FBW-Bewertung: Wir sind dann wohl die Angehörigen (2021)
Prädikat besonders wertvoll
Jurybegründung: Als Jan Philipp Reemtsma im März 1996 entführt wird, wird die Öffentlichkeit davon nicht unterrichtet. Die Hamburger Polizei hat ein Presseembargo verfügt, das tatsächlich auch eingehalten wird. Auch für Reemtsmas Familie wird die Entführung die schwierigste Zeit ihres Lebens werden. Abgeschnitten von der Außenwelt bleibt ihnen nur die Hoffnung, dass alle Bestrebungen erfolgreich sind, Ehemann und Vater wohlbehalten zurückzubekommen. Vor vier Jahren erschienen die Erinnerungen von Reemtsmas damals 13-jährigem Sohn Johann als Buch. Hans-Christian Schmids WIR SIND DANN WOHL DIE ANGEHÖRIGEN ist die berührende Verfilmung des Buchs.Wie fühlt es sich an, wenn man nachts geweckt wird und dann von seiner Mutter erfährt, dass der Vater entführt wurde? - Wie erlebt man das Eintreffen der Polizei? Wie ist es wenn man mit niemandem über den Verlust des Vaters sprechen darf? - Johann Scheerer hat es mit 13 Jahren erleben müssen. So lang wie möglich versucht Schmids Film konsequent aus Sicht von Reemtsmas Sohn zu berichten. Selbsterklärend, dass dies ohne dramaturgische Probleme nicht über die vollen zwei Stunden Lauflänge erfolgen kann. Umso bemerkenswerter, dass sicher der Film hinsichtlich des Blickwinkels über lange Zeit, nämlich bis zur missglückten, ersten Lösegeldübergabe, treu bleibt. Aber auch in der Folge kehrt er immer wieder zum Erleben der Situation aus Perspektive des 13-jährigen Protagonisten zurück.
Dass WIR SIND DANN WOHL DIE ANGEHÖRIGEN dennoch nicht an Spannung und Authentizität verliert ist nach Ansicht der Jury zum Einen der routinierten Regie geschuldet, genauso aber auch der fantastischen Besetzung des Johann mit dem 16-jährigen Claude Heinrich. Immer ein wenig neben der Spur, pubertierend in Gedanken versunken, um dann doch im entscheidenden Moment die richtigen Fragen zu stellen, einen dermaßen authentischen Eindruck hinterlassen nicht viele Schauspieler seines Alters. Insgesamt aber kann Schmid auf einen genauso guten, wie unverbrauchten Cast zurückgreifen. Bis auf Justus von Dohnányi, Enno Trebs und Hans Löw überrascht WIR SIND DANN WOHL DIE ANGEHÖRIGEN mit selten gesehenen Talenten.

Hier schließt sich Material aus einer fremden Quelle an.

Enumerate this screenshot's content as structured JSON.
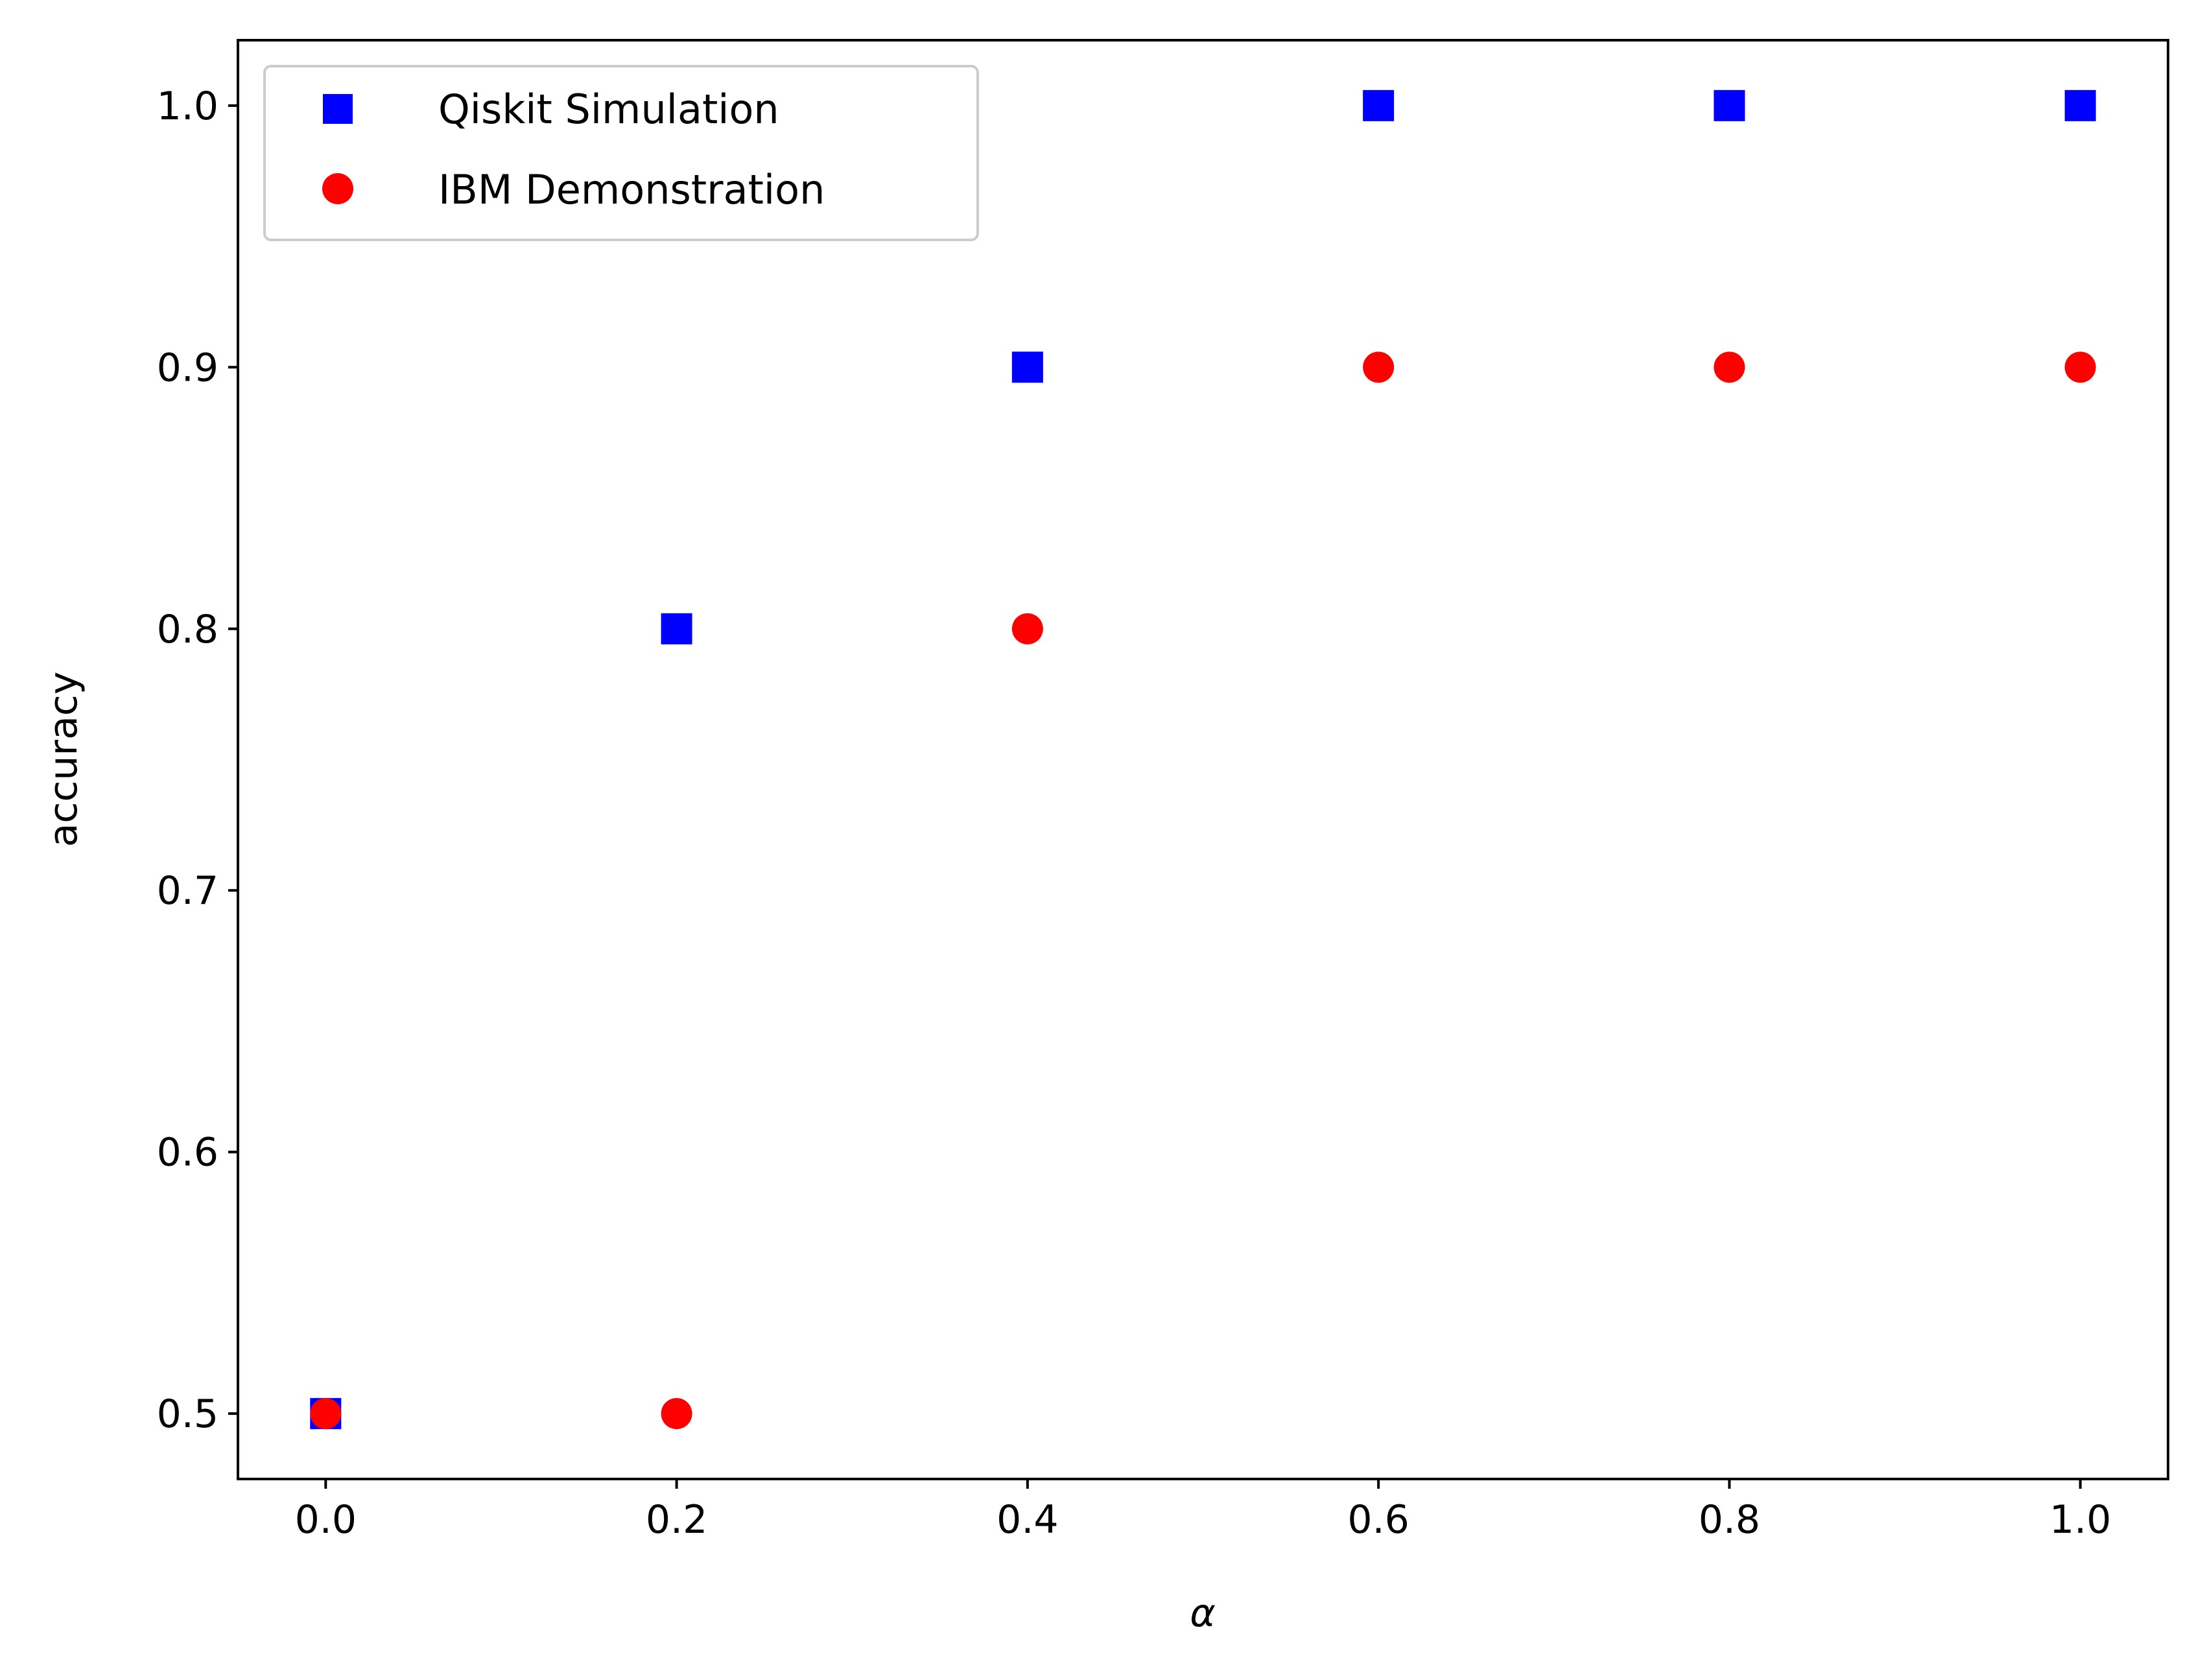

Äußerst interessant auch die Darstellung der Polizei, die im Hause Reemtsma Quartier bezieht. Zunächst noch Retter in der Not und Seelsorger zugleich wird sie zunehmend zum Eindringling, der gefährlich auf die Stimmung der Familie einwirkt. WIR SIND DANN WOHL DIE ANGEHÖRIGEN ist ein Psychogramm einer unter äußersten Stress geratenen Familie. Der Film zeigt deutlich, dass nicht nur das Entführungsopfer gelitten hat, sondern auch sein familiäres Umfeld. Genauso aber ist der Film auch eine Coming-of-age-Geschichte, die von einem Erwachsenwerden unter schwierigsten Bedingungen berichtet. Immerhin lebt der heranwachsende Johann gut einen Monat lang rigider von der Außenwelt abgeschirmt, als die meisten Kinder unter Pandemiebestimmungen.
Immer wieder aber, so glaubt die Jury zu erkennen, ist der Film im Laufe der Produktion leider auch zum Wunschkonzert beteiligter Redaktionen geworden. Dort, wo sich der Mitsprachewille besonders der öffentlich-rechtlichen Filmförderer erkennen lässt, bremst er die dramaturgische Entfaltung des Films immer wieder aus. Das ist schade für diesen an sich spannend und gut gemachten Film. Dennoch freut sich die Jury nach einer intensiven Diskussion WIR SIND DANN WOHL DIE ANGEHÖRIGEN mit dem Prädikat besonders wertvoll auszeichnen zu können.